As image circulation has accelerated, it has become increasingly difficult to decide whether we live in a period of abundance or of debasement and decline. Do we live among riches? Or, like the late Roman emperors debasing the coinage, does each new image (or million images) reduce the value of all? In times of hyperinflation, it’s not just newly minted money that loses value, but all currency.
Photographic lies have an expanded field on the internet, but not for the obvious reasons. Most lies have limited appeal, credibility, audience. They need exceedingly wide distribution to find their audience, those particularly susceptible, and this the internet provides. George Bernard Shaw stated it succinctly: “The photographer is like the cod, which lays a million eggs in order that one may be hatched.” The delivery system is, literally, Amazon-scale. Additionally, sorting fact from fiction takes time and the web increasingly makes sure we have none. Technology theorists call this “accelerationism.”
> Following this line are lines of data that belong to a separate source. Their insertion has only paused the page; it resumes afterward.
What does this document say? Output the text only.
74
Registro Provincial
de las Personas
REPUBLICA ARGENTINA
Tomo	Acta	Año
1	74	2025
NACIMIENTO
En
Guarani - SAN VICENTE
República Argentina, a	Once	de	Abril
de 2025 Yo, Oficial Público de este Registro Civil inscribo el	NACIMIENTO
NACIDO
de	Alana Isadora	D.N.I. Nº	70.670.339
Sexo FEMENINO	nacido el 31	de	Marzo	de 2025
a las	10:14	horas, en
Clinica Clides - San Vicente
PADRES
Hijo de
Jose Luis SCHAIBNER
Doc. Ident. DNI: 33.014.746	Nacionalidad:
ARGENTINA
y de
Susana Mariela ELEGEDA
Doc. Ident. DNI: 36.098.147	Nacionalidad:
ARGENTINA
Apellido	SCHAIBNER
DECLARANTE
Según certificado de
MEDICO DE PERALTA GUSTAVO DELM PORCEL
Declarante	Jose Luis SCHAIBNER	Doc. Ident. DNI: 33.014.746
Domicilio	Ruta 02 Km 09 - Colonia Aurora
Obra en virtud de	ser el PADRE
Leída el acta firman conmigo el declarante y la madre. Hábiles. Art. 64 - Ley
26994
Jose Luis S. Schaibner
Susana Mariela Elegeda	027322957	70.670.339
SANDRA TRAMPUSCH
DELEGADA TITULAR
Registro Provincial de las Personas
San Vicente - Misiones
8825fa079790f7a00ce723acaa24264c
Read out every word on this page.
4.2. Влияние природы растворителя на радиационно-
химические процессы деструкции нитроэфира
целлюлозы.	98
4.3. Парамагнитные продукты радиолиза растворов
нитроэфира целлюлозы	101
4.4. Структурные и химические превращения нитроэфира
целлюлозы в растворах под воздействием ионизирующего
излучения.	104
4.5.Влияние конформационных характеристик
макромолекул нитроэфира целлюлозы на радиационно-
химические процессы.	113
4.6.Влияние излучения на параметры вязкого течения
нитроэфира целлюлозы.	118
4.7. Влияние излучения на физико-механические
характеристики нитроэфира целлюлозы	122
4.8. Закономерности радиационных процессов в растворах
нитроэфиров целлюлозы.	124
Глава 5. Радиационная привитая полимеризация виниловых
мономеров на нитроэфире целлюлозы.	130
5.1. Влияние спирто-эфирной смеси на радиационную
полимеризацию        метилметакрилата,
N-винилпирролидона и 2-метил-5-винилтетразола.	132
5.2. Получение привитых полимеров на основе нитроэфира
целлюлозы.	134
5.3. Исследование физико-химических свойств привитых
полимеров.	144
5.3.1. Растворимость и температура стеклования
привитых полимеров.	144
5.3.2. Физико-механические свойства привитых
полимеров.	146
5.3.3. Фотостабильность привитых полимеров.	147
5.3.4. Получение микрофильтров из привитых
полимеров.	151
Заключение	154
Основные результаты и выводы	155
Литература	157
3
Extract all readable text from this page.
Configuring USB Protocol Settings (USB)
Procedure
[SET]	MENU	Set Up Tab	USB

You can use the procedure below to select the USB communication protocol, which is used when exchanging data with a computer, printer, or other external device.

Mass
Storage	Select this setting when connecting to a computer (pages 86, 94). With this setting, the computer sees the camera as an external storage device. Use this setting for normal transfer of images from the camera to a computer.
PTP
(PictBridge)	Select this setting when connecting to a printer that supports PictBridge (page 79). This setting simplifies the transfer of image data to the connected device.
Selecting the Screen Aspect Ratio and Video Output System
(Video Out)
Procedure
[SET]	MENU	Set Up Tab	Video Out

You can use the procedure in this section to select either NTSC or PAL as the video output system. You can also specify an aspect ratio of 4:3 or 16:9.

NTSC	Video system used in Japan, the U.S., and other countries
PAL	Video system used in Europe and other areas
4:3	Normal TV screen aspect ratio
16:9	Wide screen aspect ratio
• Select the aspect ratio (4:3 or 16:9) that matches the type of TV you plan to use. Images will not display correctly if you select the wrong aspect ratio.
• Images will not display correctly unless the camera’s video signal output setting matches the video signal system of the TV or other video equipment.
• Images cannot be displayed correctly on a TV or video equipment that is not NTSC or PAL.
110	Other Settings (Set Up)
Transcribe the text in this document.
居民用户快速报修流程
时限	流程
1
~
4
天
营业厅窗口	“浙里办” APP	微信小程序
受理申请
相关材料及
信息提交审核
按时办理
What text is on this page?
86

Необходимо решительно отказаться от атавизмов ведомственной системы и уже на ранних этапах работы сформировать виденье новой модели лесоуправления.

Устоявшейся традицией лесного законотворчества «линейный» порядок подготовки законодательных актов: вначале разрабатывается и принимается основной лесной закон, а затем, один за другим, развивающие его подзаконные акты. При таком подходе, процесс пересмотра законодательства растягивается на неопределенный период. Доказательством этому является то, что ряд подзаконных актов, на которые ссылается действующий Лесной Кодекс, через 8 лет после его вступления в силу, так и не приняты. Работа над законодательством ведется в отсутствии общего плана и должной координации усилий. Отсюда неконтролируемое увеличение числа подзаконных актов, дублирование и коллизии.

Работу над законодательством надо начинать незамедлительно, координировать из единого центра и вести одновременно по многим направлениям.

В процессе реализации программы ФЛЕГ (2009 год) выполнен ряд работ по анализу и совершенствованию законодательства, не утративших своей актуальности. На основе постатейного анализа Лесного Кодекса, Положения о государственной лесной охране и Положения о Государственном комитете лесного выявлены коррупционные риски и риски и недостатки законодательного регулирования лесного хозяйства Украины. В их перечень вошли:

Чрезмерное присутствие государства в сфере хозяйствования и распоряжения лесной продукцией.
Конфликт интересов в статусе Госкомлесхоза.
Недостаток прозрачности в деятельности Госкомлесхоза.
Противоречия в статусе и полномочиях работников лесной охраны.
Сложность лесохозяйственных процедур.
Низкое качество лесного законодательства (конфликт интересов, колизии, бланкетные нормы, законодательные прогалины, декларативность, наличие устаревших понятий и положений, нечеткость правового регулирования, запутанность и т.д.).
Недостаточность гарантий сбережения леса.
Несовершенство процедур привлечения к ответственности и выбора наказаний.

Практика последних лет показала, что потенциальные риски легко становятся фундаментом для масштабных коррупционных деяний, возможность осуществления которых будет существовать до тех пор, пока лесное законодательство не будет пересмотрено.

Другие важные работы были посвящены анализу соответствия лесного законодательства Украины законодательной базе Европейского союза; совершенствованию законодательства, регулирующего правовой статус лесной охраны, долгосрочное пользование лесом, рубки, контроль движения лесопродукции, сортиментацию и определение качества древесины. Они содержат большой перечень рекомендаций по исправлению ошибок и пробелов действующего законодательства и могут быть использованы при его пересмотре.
Finally, the growing density of photographic lies threatens to cast generic suspicion across all of photography. The implications reach well beyond the final decay of photography’s evidentiary status. The internet is a polluted river, suspect, invisibly insidious. The polluters occupy a million hidden tributaries. They are evasive pariahs, tricky to track down. The flood of falsehood is, ultimately a comprehensive indictment of visual veracity. Seeing is no longer believing. The ultimate logic is doubt. Don’t believe anything you hear and half of what you see.